After months of skirmishing between the two
economic powers, U.S. customs officers began collecting the first tariffs from
importers of Chinese products on July 6. China immediately retaliated with
similar tariffs on U.S. goods, including soybeans, pork and poultry, which were
designed to hurt Trump voters in rural America.
When the additional tariffs go into effect on
August 23, both sides will have taxes on about $50 billion worth of imports
from the other.
Trump also is moving forward with plans to
tax a further $200 billion in Chinese products as soon as September and has
threatened to eventually impose tariffs on all Chinese imports, which totalled
$505 billion last year, unless China capitulates.
The administration’s hard-line stance is
stirring doubts among congressional Republicans and business leaders who fear
it may rupture profitable commercial relations. With no talks taking place
between Chinese and American officials, some analysts say Trump’s use of
tariffs may be designed to reverse a quarter-century of growing economic ties
between the two countries, rather than to spur diplomatic bargaining.

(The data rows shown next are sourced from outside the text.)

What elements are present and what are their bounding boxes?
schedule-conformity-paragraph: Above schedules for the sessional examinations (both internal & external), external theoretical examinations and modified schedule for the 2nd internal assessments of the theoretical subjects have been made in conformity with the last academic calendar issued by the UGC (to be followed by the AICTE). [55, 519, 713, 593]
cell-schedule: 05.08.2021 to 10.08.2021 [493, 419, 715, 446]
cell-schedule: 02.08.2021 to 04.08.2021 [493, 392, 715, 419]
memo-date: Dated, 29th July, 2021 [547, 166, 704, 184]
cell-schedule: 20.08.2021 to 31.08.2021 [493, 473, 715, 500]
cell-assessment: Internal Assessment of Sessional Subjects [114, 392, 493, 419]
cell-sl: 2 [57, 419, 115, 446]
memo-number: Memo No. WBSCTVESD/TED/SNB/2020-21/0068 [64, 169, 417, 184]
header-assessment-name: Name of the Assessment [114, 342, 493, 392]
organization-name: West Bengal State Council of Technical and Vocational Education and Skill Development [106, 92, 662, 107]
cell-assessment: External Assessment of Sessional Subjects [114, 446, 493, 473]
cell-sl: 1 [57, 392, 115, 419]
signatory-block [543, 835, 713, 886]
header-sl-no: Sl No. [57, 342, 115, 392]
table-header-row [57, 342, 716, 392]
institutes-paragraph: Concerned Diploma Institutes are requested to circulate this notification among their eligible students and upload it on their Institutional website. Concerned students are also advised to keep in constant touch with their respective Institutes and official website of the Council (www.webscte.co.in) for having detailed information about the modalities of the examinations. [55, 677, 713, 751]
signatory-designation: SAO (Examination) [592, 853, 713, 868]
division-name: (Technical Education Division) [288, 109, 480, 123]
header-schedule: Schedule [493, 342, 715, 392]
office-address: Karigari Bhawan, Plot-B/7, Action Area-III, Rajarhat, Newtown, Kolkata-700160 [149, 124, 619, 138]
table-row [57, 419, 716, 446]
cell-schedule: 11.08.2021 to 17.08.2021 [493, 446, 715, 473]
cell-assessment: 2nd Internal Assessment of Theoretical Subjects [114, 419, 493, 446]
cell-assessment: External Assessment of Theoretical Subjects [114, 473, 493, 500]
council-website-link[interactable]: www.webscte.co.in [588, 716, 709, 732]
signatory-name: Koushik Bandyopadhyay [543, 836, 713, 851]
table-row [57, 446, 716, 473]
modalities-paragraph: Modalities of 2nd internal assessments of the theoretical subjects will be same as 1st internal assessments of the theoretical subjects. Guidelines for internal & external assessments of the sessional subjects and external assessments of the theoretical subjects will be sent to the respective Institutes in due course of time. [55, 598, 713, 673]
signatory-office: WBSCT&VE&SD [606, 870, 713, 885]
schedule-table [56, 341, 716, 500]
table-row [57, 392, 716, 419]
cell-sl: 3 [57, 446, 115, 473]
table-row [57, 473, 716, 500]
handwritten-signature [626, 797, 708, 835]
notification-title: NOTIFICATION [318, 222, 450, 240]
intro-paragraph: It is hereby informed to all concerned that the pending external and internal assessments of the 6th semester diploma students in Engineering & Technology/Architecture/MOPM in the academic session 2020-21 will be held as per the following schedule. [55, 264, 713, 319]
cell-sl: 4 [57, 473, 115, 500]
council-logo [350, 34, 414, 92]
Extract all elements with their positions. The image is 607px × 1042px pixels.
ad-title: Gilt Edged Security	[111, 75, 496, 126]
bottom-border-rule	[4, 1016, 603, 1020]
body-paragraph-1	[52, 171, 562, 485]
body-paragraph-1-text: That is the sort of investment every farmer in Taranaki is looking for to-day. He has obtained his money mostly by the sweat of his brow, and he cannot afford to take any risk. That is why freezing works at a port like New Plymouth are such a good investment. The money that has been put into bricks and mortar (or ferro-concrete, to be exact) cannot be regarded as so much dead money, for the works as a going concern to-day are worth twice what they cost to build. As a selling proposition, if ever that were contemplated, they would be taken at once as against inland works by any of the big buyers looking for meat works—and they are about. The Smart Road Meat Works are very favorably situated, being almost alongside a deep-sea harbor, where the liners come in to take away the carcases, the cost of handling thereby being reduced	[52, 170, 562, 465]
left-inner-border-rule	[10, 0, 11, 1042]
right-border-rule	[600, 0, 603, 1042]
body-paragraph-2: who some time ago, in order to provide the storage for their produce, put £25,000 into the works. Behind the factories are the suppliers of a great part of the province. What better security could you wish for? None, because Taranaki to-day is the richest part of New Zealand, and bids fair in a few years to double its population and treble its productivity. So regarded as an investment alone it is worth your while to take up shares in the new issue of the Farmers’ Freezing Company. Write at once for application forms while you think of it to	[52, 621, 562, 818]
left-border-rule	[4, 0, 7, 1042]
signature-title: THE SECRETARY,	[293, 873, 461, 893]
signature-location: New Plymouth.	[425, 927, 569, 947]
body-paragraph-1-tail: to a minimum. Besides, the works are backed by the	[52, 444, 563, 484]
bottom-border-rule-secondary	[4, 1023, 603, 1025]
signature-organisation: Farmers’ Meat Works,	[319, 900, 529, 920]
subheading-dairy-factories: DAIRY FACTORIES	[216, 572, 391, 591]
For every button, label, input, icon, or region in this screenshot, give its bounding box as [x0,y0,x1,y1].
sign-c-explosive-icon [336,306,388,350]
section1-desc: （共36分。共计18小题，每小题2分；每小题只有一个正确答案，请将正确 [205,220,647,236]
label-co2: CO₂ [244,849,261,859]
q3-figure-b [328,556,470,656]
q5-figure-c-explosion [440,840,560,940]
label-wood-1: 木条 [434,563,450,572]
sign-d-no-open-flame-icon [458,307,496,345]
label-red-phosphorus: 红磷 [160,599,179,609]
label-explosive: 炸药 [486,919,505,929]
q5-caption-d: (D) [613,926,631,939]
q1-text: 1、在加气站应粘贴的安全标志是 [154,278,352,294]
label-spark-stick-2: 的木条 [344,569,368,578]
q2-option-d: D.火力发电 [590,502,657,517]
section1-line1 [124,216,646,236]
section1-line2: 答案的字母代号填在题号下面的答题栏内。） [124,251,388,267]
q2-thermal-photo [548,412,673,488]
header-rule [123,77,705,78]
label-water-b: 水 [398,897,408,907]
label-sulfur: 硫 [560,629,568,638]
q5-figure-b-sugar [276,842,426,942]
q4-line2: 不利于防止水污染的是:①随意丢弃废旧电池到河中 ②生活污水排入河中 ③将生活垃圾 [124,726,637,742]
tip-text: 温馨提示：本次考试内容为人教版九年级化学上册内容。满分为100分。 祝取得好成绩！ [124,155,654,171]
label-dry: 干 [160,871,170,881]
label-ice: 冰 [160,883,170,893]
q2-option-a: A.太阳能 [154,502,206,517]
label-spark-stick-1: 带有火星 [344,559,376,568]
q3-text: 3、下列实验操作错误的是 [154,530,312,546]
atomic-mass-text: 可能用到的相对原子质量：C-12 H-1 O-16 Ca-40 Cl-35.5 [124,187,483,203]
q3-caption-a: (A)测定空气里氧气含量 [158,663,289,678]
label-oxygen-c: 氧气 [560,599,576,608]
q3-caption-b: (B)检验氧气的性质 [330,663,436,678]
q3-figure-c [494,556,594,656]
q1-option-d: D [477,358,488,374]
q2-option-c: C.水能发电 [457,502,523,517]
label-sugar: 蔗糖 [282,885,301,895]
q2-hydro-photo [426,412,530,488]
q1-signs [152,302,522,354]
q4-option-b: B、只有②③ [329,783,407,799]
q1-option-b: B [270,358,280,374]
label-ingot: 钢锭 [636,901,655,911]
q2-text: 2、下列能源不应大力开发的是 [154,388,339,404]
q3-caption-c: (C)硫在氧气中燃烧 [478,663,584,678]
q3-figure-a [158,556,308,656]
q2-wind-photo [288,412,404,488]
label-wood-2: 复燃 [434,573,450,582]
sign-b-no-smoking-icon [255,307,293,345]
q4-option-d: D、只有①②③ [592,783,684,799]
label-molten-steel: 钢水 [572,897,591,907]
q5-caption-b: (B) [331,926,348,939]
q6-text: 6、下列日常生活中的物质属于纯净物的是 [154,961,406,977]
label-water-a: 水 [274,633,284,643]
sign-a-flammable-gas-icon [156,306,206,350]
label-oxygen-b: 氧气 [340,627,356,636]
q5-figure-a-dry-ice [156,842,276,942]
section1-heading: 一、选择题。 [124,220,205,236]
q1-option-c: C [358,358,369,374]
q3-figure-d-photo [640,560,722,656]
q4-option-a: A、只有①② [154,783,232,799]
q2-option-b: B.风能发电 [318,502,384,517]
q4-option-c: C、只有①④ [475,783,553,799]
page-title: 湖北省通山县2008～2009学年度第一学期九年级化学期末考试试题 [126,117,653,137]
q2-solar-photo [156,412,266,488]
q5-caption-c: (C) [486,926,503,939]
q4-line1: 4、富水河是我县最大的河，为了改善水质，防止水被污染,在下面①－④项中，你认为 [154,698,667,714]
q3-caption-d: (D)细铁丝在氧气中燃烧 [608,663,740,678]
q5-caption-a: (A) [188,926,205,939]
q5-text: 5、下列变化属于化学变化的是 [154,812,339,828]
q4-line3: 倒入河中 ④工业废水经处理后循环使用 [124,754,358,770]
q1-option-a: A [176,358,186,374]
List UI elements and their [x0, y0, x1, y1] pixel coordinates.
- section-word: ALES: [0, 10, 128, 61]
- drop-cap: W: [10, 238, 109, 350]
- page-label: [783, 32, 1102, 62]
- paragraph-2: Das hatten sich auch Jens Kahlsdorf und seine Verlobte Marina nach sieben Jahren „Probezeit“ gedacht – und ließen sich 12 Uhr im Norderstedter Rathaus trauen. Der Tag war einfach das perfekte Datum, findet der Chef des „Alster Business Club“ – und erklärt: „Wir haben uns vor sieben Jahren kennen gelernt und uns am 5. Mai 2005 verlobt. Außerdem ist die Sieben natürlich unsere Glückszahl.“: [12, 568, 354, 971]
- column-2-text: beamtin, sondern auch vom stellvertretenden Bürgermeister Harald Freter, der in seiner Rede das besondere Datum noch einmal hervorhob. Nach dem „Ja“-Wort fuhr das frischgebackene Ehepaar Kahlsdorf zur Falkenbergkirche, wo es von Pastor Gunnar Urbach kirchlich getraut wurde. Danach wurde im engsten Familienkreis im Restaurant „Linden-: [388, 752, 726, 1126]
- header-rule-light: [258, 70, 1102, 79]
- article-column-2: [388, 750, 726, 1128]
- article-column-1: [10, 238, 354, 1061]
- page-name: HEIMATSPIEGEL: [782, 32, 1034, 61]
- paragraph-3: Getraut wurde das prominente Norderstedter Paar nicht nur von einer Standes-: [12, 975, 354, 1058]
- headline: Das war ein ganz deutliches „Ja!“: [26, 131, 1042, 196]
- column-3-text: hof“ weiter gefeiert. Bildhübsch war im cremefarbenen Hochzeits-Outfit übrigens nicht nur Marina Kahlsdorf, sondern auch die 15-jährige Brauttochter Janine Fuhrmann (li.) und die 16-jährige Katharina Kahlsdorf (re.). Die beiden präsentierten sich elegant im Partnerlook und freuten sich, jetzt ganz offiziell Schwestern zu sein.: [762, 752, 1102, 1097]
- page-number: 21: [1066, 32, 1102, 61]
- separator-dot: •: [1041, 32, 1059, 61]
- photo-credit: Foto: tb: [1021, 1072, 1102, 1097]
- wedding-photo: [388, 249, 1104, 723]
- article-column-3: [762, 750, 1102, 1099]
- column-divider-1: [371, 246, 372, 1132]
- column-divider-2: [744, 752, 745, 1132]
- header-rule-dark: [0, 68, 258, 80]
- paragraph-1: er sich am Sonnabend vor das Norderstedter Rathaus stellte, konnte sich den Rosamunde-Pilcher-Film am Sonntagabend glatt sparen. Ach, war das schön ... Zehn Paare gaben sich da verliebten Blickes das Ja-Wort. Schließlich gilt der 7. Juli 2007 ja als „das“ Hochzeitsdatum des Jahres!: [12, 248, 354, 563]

“Their plan may not be to get China to cry
uncle. It may be pulling up the drawbridge,” said Scott Kennedy, director of
the project on Chinese business at the Center for Strategic and International
Studies. “Both sides are definitely serious and they’re going to go blow for
blow.”
Trump has claimed in recent tweets that
“tariffs are working far better than anyone ever anticipated,” linking them to
a downturn that has shaved nearly a quarter from the value of Chinese stocks
since late January. Along with the trade spat, Chinese stocks have suffered
from slowing growth in the debt-laden economy.
But China has notched a pair of concrete
victories in the trade showdown, according to Jeff Moon, a former U.S. trade
negotiator in the Obama administration.
After complaints by Chinese leaders, Trump
agreed to reverse a U.S. enforcement action that would have caused ZTE, a
prominent state-owned telecom company, to go out of business. And Chinese
regulators last month barred Qualcomm, a U.S. telecom leader, from completing
its $44 billion acquisition of Netherlands-based NXP, which would have made it
a more formidable competitor for Chinese companies.
“There are only two hard outcomes so far and
China’s winning 2-0,” Moon said.
In a statement Wednesday, the Chinese
Commerce Ministry charged that the United States “once again put domestic law
above international law by imposing ‘very unreasonable’ new tariffs on Chinese
goods.”
China’s announcement is a direct response to
new duties on Chinese goods imported into the United States, announced Tuesday
in Washington. Those new tariffs, totaling $16 billion, will be levied against
279 products, including motorcycles, steam turbines and railway cars.
After months of escalation, business
communities in both countries are wondering when and how the trade
confrontation will end.
“With each successive round of tariffs, Trump
continues to back China into a corner, forcing Beijing to respond in kind,”
said James Zimmerman, a partner in the Beijing office of international law firm
Perkins Coie and a former chairman of the American Chamber of Commerce in
China.
“There is no off-ramp, and Trump has given
China little wiggle room to save face and come to the bargaining table,” he
said. “By continuing to up the ante, Trump is, in effect, publicly demanding an
unconditional surrender from Beijing.”
Emily Rauhala contributed to this report.